Rep. DeGette wants federal regulation over hydraulic fracturing of oil, gas wells

A Colorado congresswoman plans to renew her effort to seek federal regulation of hydraulic fracturing of oil and gas wells, but U.S. Rep. John Salazar is undecided on whether to again support the concept.

Salazar, D-Manassa, had cosponsored previous legislation brought by U.S. Rep. Diana DeGette, D-Denver, in an attempt to address the drilling practice.

Hydraulic fracturing, also known as frac’ing, involves sending water, sand and other constituents down a well under high pressure to crack open formations containing gas and oil. Salazar’s 3rd Congressional District is home to much of the drilling activity in the state.

DeGette and Rep. Maurice Hinchey, D-N.Y., plan to reintroduce the legislation next week. It would repeal the oil and gas industry’s exemption to the Safe Drinking Water Act and require disclosure of chemicals used in hydraulic fracturing. Salazar said in a statement Thursday that he is reviewing the legislation.

Salazar said he has spent his career fighting for water quality and water rights, and may again sign on as a cosponsor of the new bill.

“However, it remains our responsibility to find solutions that allow us to protect our groundwater while utilizing a resource that so many homes and businesses depend on,” he said.

Critics of hydraulic fracturing fear it could be endangering drinking water. The industry says fracturing is safe and there have been no documented cases of fracturing contaminating drinking water.

DeGette spokesman Kristofer Eisenla said there is anecdotal evidence of people getting sick from fracturing, but no reporting requirement to verify the cause.

“There’s cases like this across the country. We want to look at what’s in the chemicals in those (fracturing) processes,” he said.

Backers of the legislation point to accounts of possible links between sickness and fracturing in places such as Garfield and La Plata counties.
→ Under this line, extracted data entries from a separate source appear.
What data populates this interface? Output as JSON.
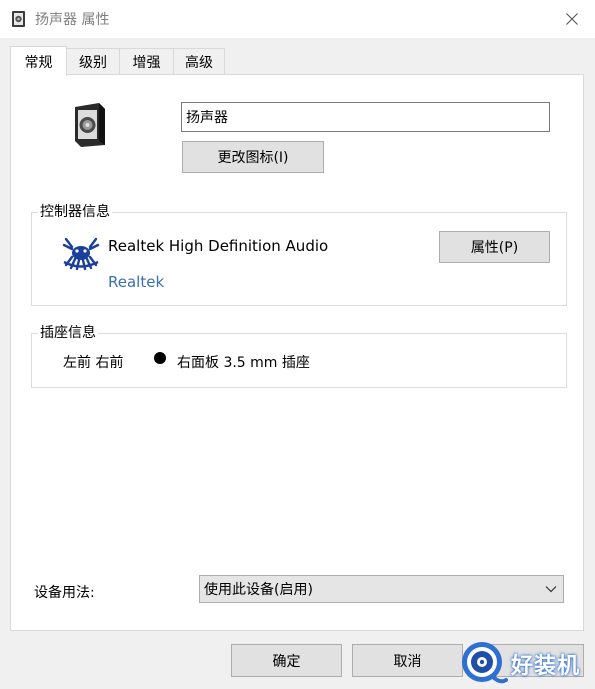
{
  "window": {
    "title": "扬声器 属性"
  },
  "tabs": [
    {
      "label": "常规",
      "active": true
    },
    {
      "label": "级别",
      "active": false
    },
    {
      "label": "增强",
      "active": false
    },
    {
      "label": "高级",
      "active": false
    }
  ],
  "general": {
    "device_name": "扬声器",
    "change_icon_label": "更改图标(I)",
    "controller": {
      "group_label": "控制器信息",
      "name": "Realtek High Definition Audio",
      "vendor": "Realtek",
      "properties_label": "属性(P)"
    },
    "jack": {
      "group_label": "插座信息",
      "position": "左前 右前",
      "description": "右面板 3.5 mm 插座"
    },
    "usage": {
      "label": "设备用法:",
      "selected": "使用此设备(启用)"
    }
  },
  "buttons": {
    "ok": "确定",
    "cancel": "取消"
  },
  "watermark": {
    "text": "好装机"
  },
  "colors": {
    "vendor_link": "#3a6fb0",
    "panel": "#ffffff",
    "dialog": "#f0f0f0"
  }
}
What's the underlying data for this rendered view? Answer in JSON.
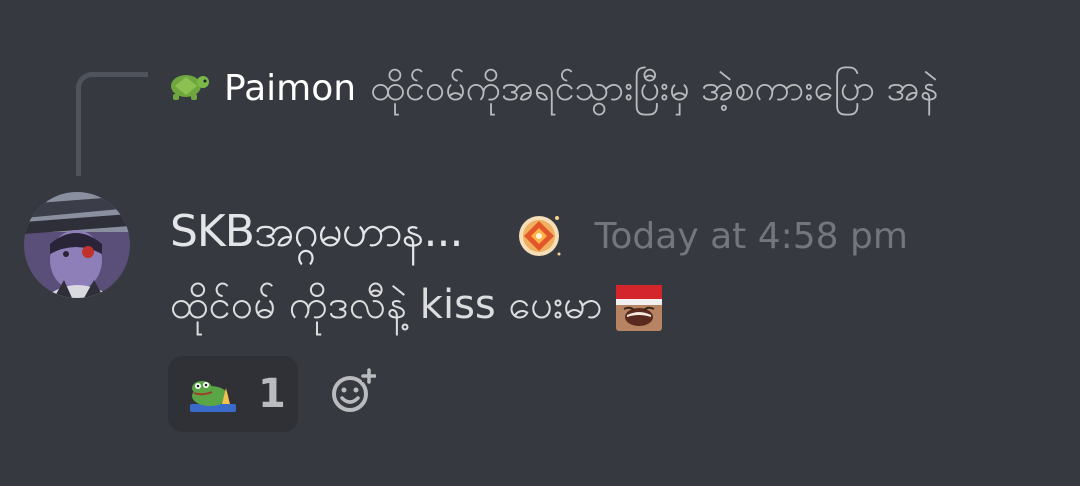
{
  "reply": {
    "icon": "turtle-emoji-icon",
    "author": "Paimon",
    "text": "ထိုင်ဝမ်ကိုအရင်သွားပြီးမှ အဲ့စကားပြော အနဲ"
  },
  "message": {
    "avatar": "anime-character-avatar",
    "username": "SKBအဂ္ဂမဟာန...",
    "role_badge": "orange-diamond-badge-icon",
    "timestamp": "Today at 4:58 pm",
    "text": "ထိုင်ဝမ် ကိုဒလီနဲ့ kiss ပေးမာ",
    "emoji": "laughing-santa-hat-emoji-icon"
  },
  "reactions": [
    {
      "emoji": "praying-pepe-emoji-icon",
      "count": "1"
    }
  ],
  "add_reaction_icon": "add-reaction-icon",
  "colors": {
    "background": "#36393f",
    "reply_text": "#b9bbbe",
    "timestamp": "#72767d",
    "reaction_bg": "#2f3136"
  }
}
Tara Meixsell, who lives near New Castle and is vice president of the Grand Valley Citizens Alliance, said the worry also is arising in Pennsylvania and New York because of increasing gas development in those states.
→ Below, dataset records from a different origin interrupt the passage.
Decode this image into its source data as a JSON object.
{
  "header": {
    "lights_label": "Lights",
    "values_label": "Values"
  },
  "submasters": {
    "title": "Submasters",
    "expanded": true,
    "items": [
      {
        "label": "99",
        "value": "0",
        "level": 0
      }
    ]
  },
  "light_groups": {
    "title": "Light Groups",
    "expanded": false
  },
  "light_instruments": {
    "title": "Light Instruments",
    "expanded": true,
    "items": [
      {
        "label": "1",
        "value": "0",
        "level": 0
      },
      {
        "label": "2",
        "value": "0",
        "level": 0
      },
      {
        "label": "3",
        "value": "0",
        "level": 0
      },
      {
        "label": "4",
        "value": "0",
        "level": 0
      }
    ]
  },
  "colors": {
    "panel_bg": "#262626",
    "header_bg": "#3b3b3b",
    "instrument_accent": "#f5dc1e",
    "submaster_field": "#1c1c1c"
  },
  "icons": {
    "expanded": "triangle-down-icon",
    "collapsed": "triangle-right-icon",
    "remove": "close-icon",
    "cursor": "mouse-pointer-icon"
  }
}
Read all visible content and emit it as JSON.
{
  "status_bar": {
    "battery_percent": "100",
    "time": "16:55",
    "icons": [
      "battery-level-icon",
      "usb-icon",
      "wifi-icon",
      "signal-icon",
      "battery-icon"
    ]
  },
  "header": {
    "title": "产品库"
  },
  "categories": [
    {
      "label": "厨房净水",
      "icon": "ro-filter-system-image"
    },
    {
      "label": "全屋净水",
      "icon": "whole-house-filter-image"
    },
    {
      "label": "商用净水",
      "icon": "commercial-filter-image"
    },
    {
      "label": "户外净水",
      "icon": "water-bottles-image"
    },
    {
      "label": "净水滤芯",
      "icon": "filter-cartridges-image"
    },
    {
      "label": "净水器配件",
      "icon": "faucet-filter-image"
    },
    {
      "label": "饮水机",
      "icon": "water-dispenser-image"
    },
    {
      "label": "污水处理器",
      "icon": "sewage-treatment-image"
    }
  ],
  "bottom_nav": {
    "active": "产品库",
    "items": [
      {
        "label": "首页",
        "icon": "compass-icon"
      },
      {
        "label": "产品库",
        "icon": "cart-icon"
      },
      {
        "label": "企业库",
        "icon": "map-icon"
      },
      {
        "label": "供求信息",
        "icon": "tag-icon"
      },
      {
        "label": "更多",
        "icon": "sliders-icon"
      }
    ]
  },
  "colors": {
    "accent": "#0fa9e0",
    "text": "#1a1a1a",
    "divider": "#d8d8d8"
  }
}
“It’s becoming an issue of concern to a larger audience across the country,” she said.

But the industry says the practice already is adequately regulated by states, and federal involvement would hamper the use of a technology essential to meeting the nation’s energy needs.

“Why bring in the federal government to over-regulate a procedure that has been safely managed by states for over 60 years?” Kathleen Sgamma of the Independent Petroleum Association of Mountain States said in a news release after a hearing on the issue Thursday by the House Subcommittee on Energy and Mineral Resources.
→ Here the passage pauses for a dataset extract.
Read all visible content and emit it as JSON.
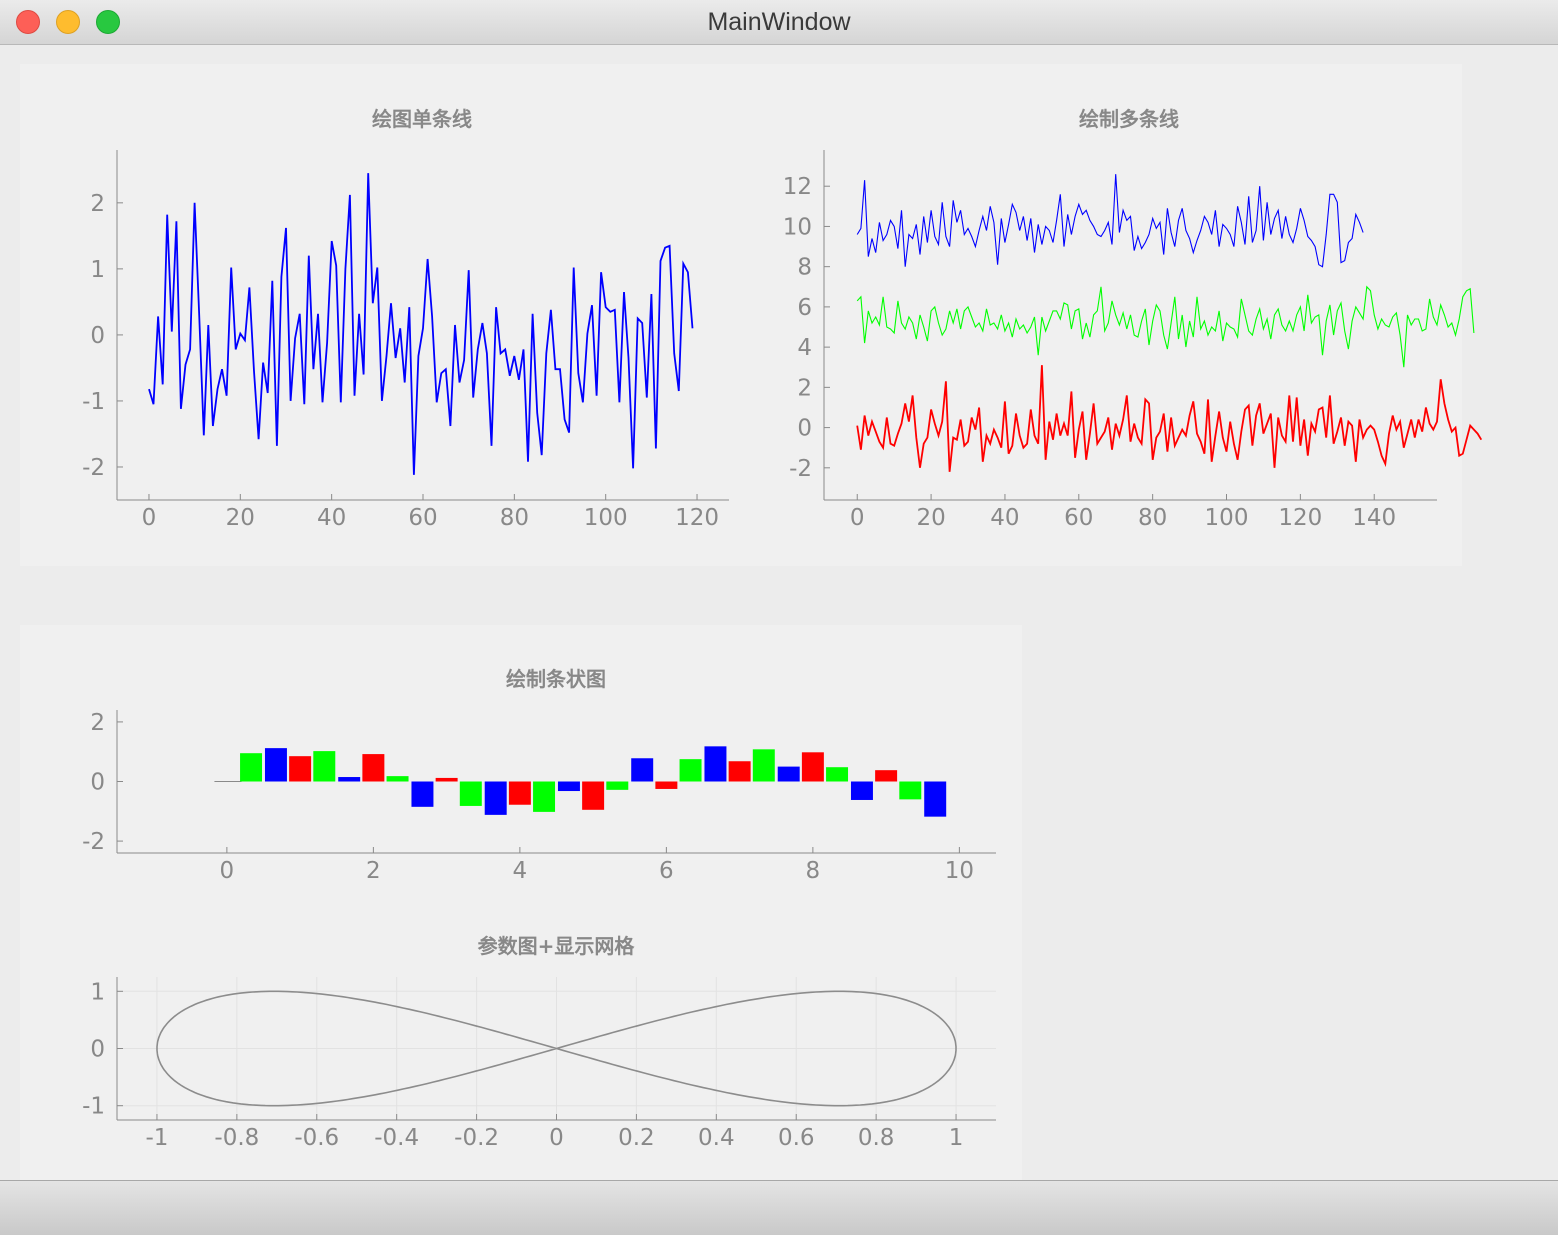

The Colorado Oil and Gas Conservation Commission has passed new oil and gas rules that include a requirement that companies maintain an inventory of fracturing fluid substances that can be made available for state inspection.

Salazar said he hopes to meet with people including Carol Browner, who served as Environmental Protection Agency administrator under President Clinton, to discuss the issue. Browner had argued against regulating fracturing.

“While the current regulatory approach may require revision, we need to recognize that developers also have legitimate concerns about maintaining their ability to extract this resource,” Salazar said.

Five counties in Salazar’s district — Garfield, Mesa, Rio Blanco, Las Animas and La Plata — were responsible for 4,497 of the record 8,027 drilling permits issued in Colorado last year.

Garfield alone accounted for 2,888 of those permits. Hydraulic fracturing has been essential to developing gas in the sandstone where gas is plentiful underground in Garfield County.